Interactive / Audience Participation Ideas
- Phone-based interaction via QR code (like SimTable): tap to create waves, trigger events
- Wave propagation on the globe (ocean waves, sound, tsunamis)
- Collaborative agent simulations where each audience member controls an agent
- Time slider for historical events (air traffic changes, weather, pandemic spread)
- Speed-of-light and speed-of-sound visualizations on the globe
Technical Specs
- Content format: 1920x960 equirectangular (2:1 ratio) preferred; 1920x1080 also works (Mad Mapper scales)
- Setup: 4 monitors off one machine (2 sphere, 1 control, 1 content capture via NDI)
- Alternative: laptop with capture card for contributor-controlled demos
- Interactive content: separate UI window captured alongside content window
Faculty Outreach
- John Shaw's priority: engage researchers across disciplines
- Target departments: climate science, computer science, EPS, astronomy, exoplanets
- Martin Wattenberg (Harvard CS, formerly Google) as potential collaborator
- Goal: faculty submit their own content/research for the sphere
Key Quotes
"If you go on Claude Code and say, make me this applet... you can just drop it on here. They will love that." -- Greg
"It's a talking dog demo. You don't care what the dog says, the fact that it's talking is interesting." -- Stephen, on AI paper visualization
"Think of the whole portfolio that John manages as research... you could lay it out in equirectangular on the sphere." -- Stephen
Participants
Recording & Resources
- Video Zoom Cloud Recording
- Transcript VTT Transcript
- Summary AI Meeting Summary (.md)
- Chat Zoom Chat Log
Chat Messages
Action Items
- Greg -- Create Google Drive folder "April Sphere LED Lightning Demo in Cabot" and invite everyone (Harvard emails). Share brainstorming doc and idea list. (Done during meeting)
- All -- By end of next week (~April 3): each pick at least one "showstopper" demo idea and document it in the shared Google Doc.
- All -- Internal demo day ~April 6 (Monday): show MVPs to each other, iterate on feedback. Stephen joins via Zoom.
- Josh -- Lock down the date for the faculty event (target April 13 at noon, fallback April 20). Confirm with Susan/Cabot Library.
- Josh -- Prepare technical setup: 4 monitors (2 sphere, 1 control, 1 content capture), capture card for laptop input, Mad Mapper mappings.
- Josh -- Build TouchOSC-to-Mad Mapper interface demo with Lunar Reconnaissance Orbiter and Mars satellite imagery datasets.
- Stephen -- Work on equirectangular projection warping (WebGPU/WebGL), user content submission workflow, and a time-based event layer demo (e.g., hurricane, pandemic spread, air traffic).

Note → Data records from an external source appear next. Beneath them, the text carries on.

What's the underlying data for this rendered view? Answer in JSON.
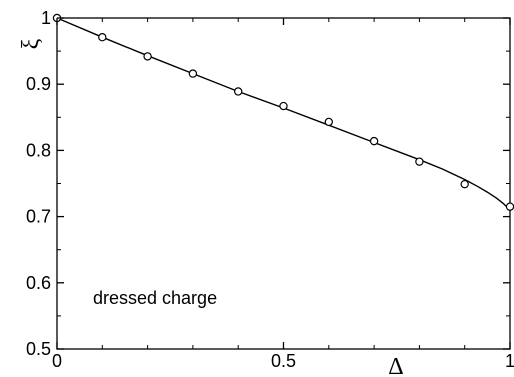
{
  "chart_data": {
    "type": "line",
    "title": "",
    "xlabel": "Δ",
    "ylabel": "ξ",
    "xlim": [
      0,
      1
    ],
    "ylim": [
      0.5,
      1.0
    ],
    "grid": false,
    "x_ticks": [
      0,
      0.5,
      1
    ],
    "x_tick_labels": [
      "0",
      "0.5",
      "1"
    ],
    "y_ticks": [
      0.5,
      0.6,
      0.7,
      0.8,
      0.9,
      1.0
    ],
    "y_tick_labels": [
      "0.5",
      "0.6",
      "0.7",
      "0.8",
      "0.9",
      "1"
    ],
    "annotation": "dressed charge",
    "series": [
      {
        "kind": "line",
        "color": "#000000",
        "x": [
          0,
          0.1,
          0.2,
          0.3,
          0.4,
          0.5,
          0.6,
          0.7,
          0.8,
          0.85,
          0.9,
          0.93,
          0.95,
          0.97,
          0.985,
          1.0
        ],
        "y": [
          1.0,
          0.971,
          0.943,
          0.916,
          0.889,
          0.864,
          0.838,
          0.812,
          0.786,
          0.772,
          0.756,
          0.745,
          0.737,
          0.728,
          0.72,
          0.71
        ]
      },
      {
        "kind": "scatter",
        "marker": "open-circle",
        "color": "#000000",
        "x": [
          0,
          0.1,
          0.2,
          0.3,
          0.4,
          0.5,
          0.6,
          0.7,
          0.8,
          0.9,
          1.0
        ],
        "y": [
          1.0,
          0.971,
          0.942,
          0.916,
          0.889,
          0.867,
          0.843,
          0.814,
          0.783,
          0.749,
          0.715
        ]
      }
    ]
  }
}
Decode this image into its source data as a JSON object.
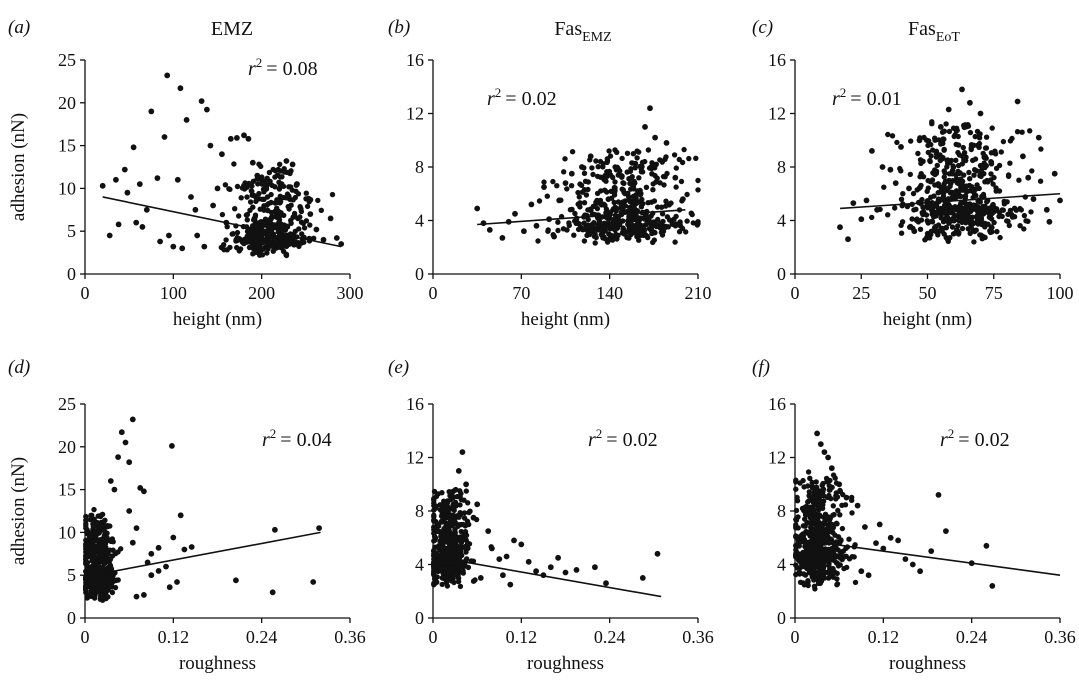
{
  "chart_data": [
    {
      "panel": "(a)",
      "type": "scatter",
      "title": "EMZ",
      "title_sub": "",
      "xlabel": "height (nm)",
      "ylabel": "adhesion (nN)",
      "xticks": [
        0,
        100,
        200,
        300
      ],
      "yticks": [
        0,
        5,
        10,
        15,
        20,
        25
      ],
      "xlim": [
        0,
        300
      ],
      "ylim": [
        0,
        25
      ],
      "r2_label": "= 0.08",
      "trendline": [
        [
          20,
          9.0
        ],
        [
          290,
          3.2
        ]
      ],
      "cloud": {
        "n": 420,
        "cx": 210,
        "sx": 22,
        "ymin": 1.8,
        "ymode": 4.2,
        "ymax": 13
      },
      "points": [
        [
          20,
          10.3
        ],
        [
          28,
          4.5
        ],
        [
          35,
          11
        ],
        [
          38,
          5.8
        ],
        [
          45,
          12.2
        ],
        [
          48,
          9.5
        ],
        [
          55,
          14.8
        ],
        [
          62,
          10.5
        ],
        [
          75,
          19
        ],
        [
          82,
          11.2
        ],
        [
          90,
          16
        ],
        [
          93,
          23.2
        ],
        [
          100,
          3.2
        ],
        [
          105,
          11
        ],
        [
          108,
          21.7
        ],
        [
          115,
          18
        ],
        [
          120,
          9
        ],
        [
          127,
          4.5
        ],
        [
          132,
          20.2
        ],
        [
          138,
          19.2
        ],
        [
          142,
          15
        ],
        [
          150,
          10
        ],
        [
          155,
          14
        ],
        [
          160,
          6
        ],
        [
          165,
          15.8
        ],
        [
          172,
          15.9
        ],
        [
          180,
          16.2
        ],
        [
          185,
          15.8
        ],
        [
          190,
          13
        ],
        [
          195,
          11.5
        ],
        [
          228,
          13.2
        ],
        [
          235,
          12.8
        ],
        [
          240,
          10.5
        ],
        [
          255,
          7
        ],
        [
          262,
          5.2
        ],
        [
          270,
          4
        ],
        [
          278,
          6.5
        ],
        [
          285,
          4.2
        ],
        [
          290,
          3.5
        ],
        [
          95,
          4.5
        ],
        [
          110,
          3
        ],
        [
          125,
          7.5
        ],
        [
          135,
          3.2
        ],
        [
          145,
          8
        ],
        [
          85,
          3.8
        ],
        [
          70,
          7.5
        ],
        [
          58,
          6
        ],
        [
          65,
          5.5
        ]
      ]
    },
    {
      "panel": "(b)",
      "type": "scatter",
      "title": "Fas",
      "title_sub": "EMZ",
      "xlabel": "height (nm)",
      "ylabel": "",
      "xticks": [
        0,
        70,
        140,
        210
      ],
      "yticks": [
        0,
        4,
        8,
        12,
        16
      ],
      "xlim": [
        0,
        210
      ],
      "ylim": [
        0,
        16
      ],
      "r2_label": "= 0.02",
      "trendline": [
        [
          35,
          3.7
        ],
        [
          200,
          4.8
        ]
      ],
      "cloud": {
        "n": 520,
        "cx": 150,
        "sx": 24,
        "ymin": 2,
        "ymode": 3.8,
        "ymax": 9.5
      },
      "points": [
        [
          35,
          4.9
        ],
        [
          40,
          3.8
        ],
        [
          45,
          3.3
        ],
        [
          55,
          2.7
        ],
        [
          60,
          3.9
        ],
        [
          65,
          4.5
        ],
        [
          72,
          3.2
        ],
        [
          78,
          5.2
        ],
        [
          82,
          3.6
        ],
        [
          88,
          6.5
        ],
        [
          92,
          4.1
        ],
        [
          96,
          2.8
        ],
        [
          100,
          5.5
        ],
        [
          168,
          11
        ],
        [
          172,
          12.4
        ],
        [
          176,
          10.2
        ],
        [
          185,
          9.8
        ],
        [
          192,
          7.2
        ],
        [
          198,
          5.6
        ],
        [
          105,
          6.8
        ],
        [
          110,
          7.5
        ],
        [
          118,
          8
        ],
        [
          125,
          8.8
        ]
      ]
    },
    {
      "panel": "(c)",
      "type": "scatter",
      "title": "Fas",
      "title_sub": "EoT",
      "xlabel": "height (nm)",
      "ylabel": "",
      "xticks": [
        0,
        25,
        50,
        75,
        100
      ],
      "yticks": [
        0,
        4,
        8,
        12,
        16
      ],
      "xlim": [
        0,
        100
      ],
      "ylim": [
        0,
        16
      ],
      "r2_label": "= 0.01",
      "trendline": [
        [
          17,
          4.9
        ],
        [
          100,
          6.0
        ]
      ],
      "cloud": {
        "n": 560,
        "cx": 62,
        "sx": 11,
        "ymin": 2,
        "ymode": 4.8,
        "ymax": 12
      },
      "points": [
        [
          17,
          3.5
        ],
        [
          20,
          2.6
        ],
        [
          22,
          5.3
        ],
        [
          25,
          4.1
        ],
        [
          27,
          5.5
        ],
        [
          29,
          9.2
        ],
        [
          31,
          4.8
        ],
        [
          33,
          8
        ],
        [
          36,
          7.8
        ],
        [
          38,
          6.8
        ],
        [
          40,
          9.5
        ],
        [
          43,
          6.4
        ],
        [
          63,
          13.8
        ],
        [
          84,
          12.9
        ],
        [
          88,
          7.2
        ],
        [
          92,
          10.2
        ],
        [
          95,
          4.8
        ],
        [
          98,
          7.5
        ],
        [
          100,
          5.5
        ],
        [
          96,
          3.9
        ],
        [
          90,
          5.6
        ],
        [
          86,
          8.8
        ],
        [
          70,
          12
        ],
        [
          66,
          12.8
        ],
        [
          58,
          12.3
        ],
        [
          55,
          11
        ],
        [
          47,
          10
        ],
        [
          45,
          3.2
        ]
      ]
    },
    {
      "panel": "(d)",
      "type": "scatter",
      "title": "",
      "title_sub": "",
      "xlabel": "roughness",
      "ylabel": "adhesion (nN)",
      "xticks": [
        0,
        0.12,
        0.24,
        0.36
      ],
      "yticks": [
        0,
        5,
        10,
        15,
        20,
        25
      ],
      "xlim": [
        0,
        0.36
      ],
      "ylim": [
        0,
        25
      ],
      "r2_label": "= 0.04",
      "trendline": [
        [
          0.01,
          5.0
        ],
        [
          0.32,
          10.0
        ]
      ],
      "cloud": {
        "n": 470,
        "cx": 0.018,
        "sx": 0.011,
        "ymin": 1.8,
        "ymode": 4.3,
        "ymax": 13
      },
      "points": [
        [
          0.045,
          18.8
        ],
        [
          0.05,
          21.7
        ],
        [
          0.055,
          20.5
        ],
        [
          0.065,
          23.2
        ],
        [
          0.06,
          18.2
        ],
        [
          0.035,
          16
        ],
        [
          0.04,
          15
        ],
        [
          0.075,
          15.2
        ],
        [
          0.08,
          14.8
        ],
        [
          0.07,
          10.5
        ],
        [
          0.06,
          12.5
        ],
        [
          0.085,
          6.5
        ],
        [
          0.1,
          8.2
        ],
        [
          0.11,
          6
        ],
        [
          0.118,
          20.1
        ],
        [
          0.12,
          9.4
        ],
        [
          0.125,
          4.2
        ],
        [
          0.13,
          12
        ],
        [
          0.135,
          8
        ],
        [
          0.115,
          3.6
        ],
        [
          0.145,
          8.3
        ],
        [
          0.09,
          5
        ],
        [
          0.205,
          4.4
        ],
        [
          0.255,
          3
        ],
        [
          0.258,
          10.3
        ],
        [
          0.31,
          4.2
        ],
        [
          0.318,
          10.5
        ],
        [
          0.07,
          2.5
        ],
        [
          0.08,
          2.7
        ],
        [
          0.065,
          8.8
        ],
        [
          0.09,
          7.5
        ],
        [
          0.1,
          5.5
        ]
      ]
    },
    {
      "panel": "(e)",
      "type": "scatter",
      "title": "",
      "title_sub": "",
      "xlabel": "roughness",
      "ylabel": "",
      "xticks": [
        0,
        0.12,
        0.24,
        0.36
      ],
      "yticks": [
        0,
        4,
        8,
        12,
        16
      ],
      "xlim": [
        0,
        0.36
      ],
      "ylim": [
        0,
        16
      ],
      "r2_label": "= 0.02",
      "trendline": [
        [
          0.0,
          4.6
        ],
        [
          0.31,
          1.6
        ]
      ],
      "cloud": {
        "n": 520,
        "cx": 0.022,
        "sx": 0.014,
        "ymin": 2,
        "ymode": 4.2,
        "ymax": 10
      },
      "points": [
        [
          0.04,
          12.4
        ],
        [
          0.035,
          11
        ],
        [
          0.045,
          10
        ],
        [
          0.06,
          8.5
        ],
        [
          0.075,
          6.5
        ],
        [
          0.08,
          5.2
        ],
        [
          0.09,
          4.4
        ],
        [
          0.1,
          4.6
        ],
        [
          0.11,
          5.8
        ],
        [
          0.12,
          5.5
        ],
        [
          0.13,
          4.2
        ],
        [
          0.14,
          3.5
        ],
        [
          0.15,
          3.2
        ],
        [
          0.16,
          3.8
        ],
        [
          0.17,
          4.5
        ],
        [
          0.18,
          3.4
        ],
        [
          0.195,
          3.6
        ],
        [
          0.22,
          3.8
        ],
        [
          0.235,
          2.6
        ],
        [
          0.285,
          3
        ],
        [
          0.305,
          4.8
        ],
        [
          0.095,
          3.2
        ],
        [
          0.105,
          2.5
        ],
        [
          0.065,
          3
        ],
        [
          0.055,
          7.5
        ]
      ]
    },
    {
      "panel": "(f)",
      "type": "scatter",
      "title": "",
      "title_sub": "",
      "xlabel": "roughness",
      "ylabel": "",
      "xticks": [
        0,
        0.12,
        0.24,
        0.36
      ],
      "yticks": [
        0,
        4,
        8,
        12,
        16
      ],
      "xlim": [
        0,
        0.36
      ],
      "ylim": [
        0,
        16
      ],
      "r2_label": "= 0.02",
      "trendline": [
        [
          0.0,
          5.9
        ],
        [
          0.36,
          3.2
        ]
      ],
      "cloud": {
        "n": 540,
        "cx": 0.032,
        "sx": 0.017,
        "ymin": 2,
        "ymode": 5,
        "ymax": 11
      },
      "points": [
        [
          0.03,
          13.8
        ],
        [
          0.035,
          13
        ],
        [
          0.04,
          12.4
        ],
        [
          0.045,
          12
        ],
        [
          0.05,
          11.2
        ],
        [
          0.06,
          10
        ],
        [
          0.07,
          9
        ],
        [
          0.085,
          8.4
        ],
        [
          0.095,
          6.8
        ],
        [
          0.11,
          5.6
        ],
        [
          0.12,
          5.2
        ],
        [
          0.13,
          6
        ],
        [
          0.14,
          5.8
        ],
        [
          0.15,
          4.4
        ],
        [
          0.16,
          4
        ],
        [
          0.17,
          3.5
        ],
        [
          0.185,
          5
        ],
        [
          0.195,
          9.2
        ],
        [
          0.205,
          6.5
        ],
        [
          0.24,
          4.1
        ],
        [
          0.26,
          5.4
        ],
        [
          0.268,
          2.4
        ],
        [
          0.1,
          3.2
        ],
        [
          0.115,
          7
        ],
        [
          0.09,
          3.5
        ]
      ]
    }
  ]
}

- Stephen -- Reach out to Martin Wattenberg (Harvard CS) about potential collaboration.
- Stephen -- Coordinate with Greg on the applet-creation workflow (Claude Code to sphere pipeline).
- Greg -- Explore particle physics visualizations (LHC collisions, light shell theory from his PhD thesis) for sphere content.
- Greg -- Reach out to Harvard faculty (exoplanets, climate science, EPS, astro, CS) for research collaboration ideas. CC the team on any outreach to avoid overlap.
- Devon -- Prepare 5-10 min demo of his C4D virtual 360-camera workflow for creating sphere content, showing the dome camera setup and equirectangular rendering pipeline.
- Stephen -- Keep April 13 open (9 AM - 2 PM) until date is confirmed.
- All -- Mid-next-week: schedule a follow-up call via email.